Awww, congratulations!! Great name by the way.


----------



## gstice (Jan 19, 2012)

Congratulations!


----------



## LarryT (May 12, 2009)

Congrats!  9 plus pounds, wow!


----------



## jayleepraise (Feb 7, 2012)

Congratulations!


----------



## KatelynAlysa (Nov 25, 2011)

congratulations!


----------



## Jake (Dec 26, 2010)

dr had to cut him out 
to big for natural birth
he is gonna live in a house with geckos and hedgehogs 
gonna be a critter lover I'm sure


----------



## TeddysMommy (Apr 24, 2011)

Congrats! He has a great daddy  and by the way, I love the name Liam


----------



## Rainy (Jul 27, 2011)

Awe....I thought you were going to introduce a new hedgie. :lol: I do love the name Liam, btw. One of my favorite actors is Liam Nieson. Woof! 9 lbs. You better be very, very good to his mama! Wow! So glad he's healthy.


----------



## shaelikestaquitos (Feb 2, 2010)

Congrats!
Happy birthday Liam!


----------



## AngelicDarkness (Feb 10, 2012)

Congrats and welcome to the world little Liam!


----------



## vasogoma (Feb 25, 2012)

Congrats!  I hope Liam let' you sleep enough during the night.


----------



## Guest (Feb 27, 2012)

Congrats on the new addition!

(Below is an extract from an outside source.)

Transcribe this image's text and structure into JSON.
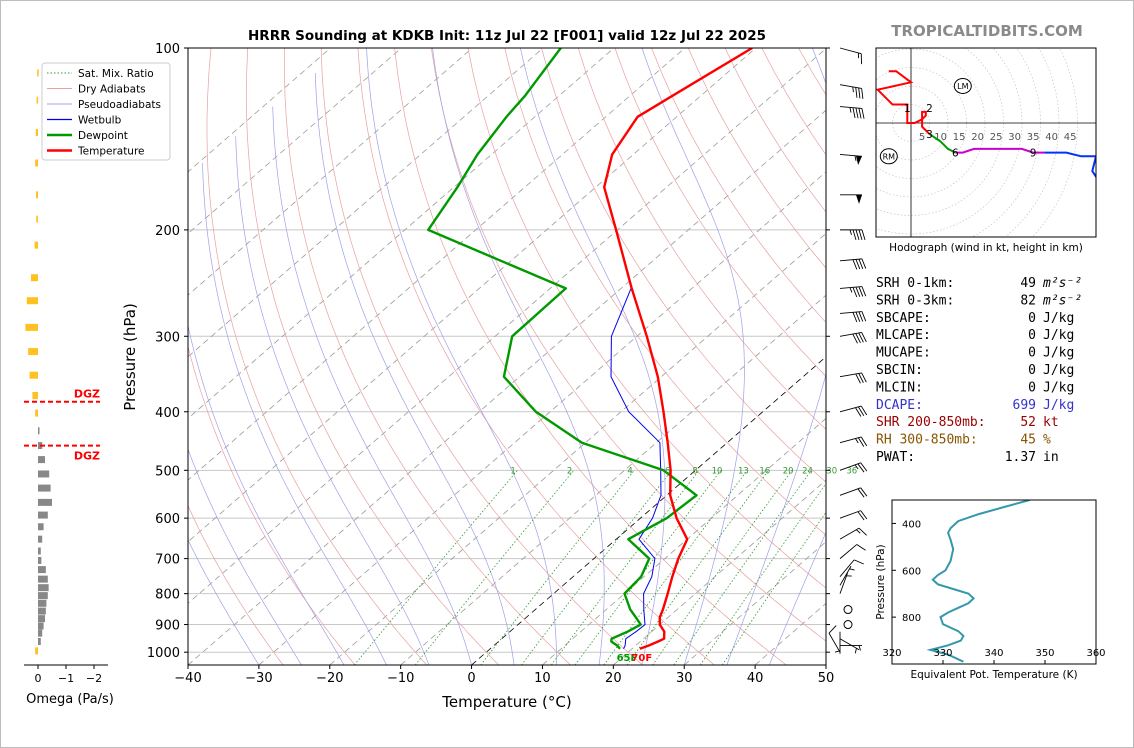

Hope he is happy and healthy,


----------



## PJM (May 7, 2010)

Congratulations!!


----------



## Jake (Dec 26, 2010)

he is happy & healthy
mom & dad ain't had a solid nights sleep since he came into this world
but we love him anyway lol
had some issues breast feeding but we figured it out
(he can't suckle a full breast so we have to pump some out first)


----------



## LarryT (May 12, 2009)

Would love to see some pics of the baby when you have a chance!


----------



## GoldenEyes (Nov 4, 2011)

Congrats!! I'm with Larry I would love to see pics!


----------



## Jake (Dec 26, 2010)

Uploaded with ImageShack.us

here we go hope it sticks pic of Liam Aidan


----------



## LarryT (May 12, 2009)

Jake said:


> Uploaded with ImageShack.us
> 
> here we go hope it sticks pic of Liam Aidan


Aww!  Thanks so much for sharing!!


----------



## Rainy (Jul 27, 2011)

Oh....what an angel.


----------



## jerseymike1126 (Jan 20, 2011)

congrats on the new born

he will have some cool critters for show and tell when he gets old enough for school


----------



## Melanie (Jan 2, 2012)

Awww Liam is adorable! Congratulations!

Sent from my Kindle Fire using Tapatalk


----------



## Draenog (Feb 27, 2012)

Congratulations!


----------



## shetland (Sep 2, 2008)

Such a beautiful baby! A true gift of God!


----------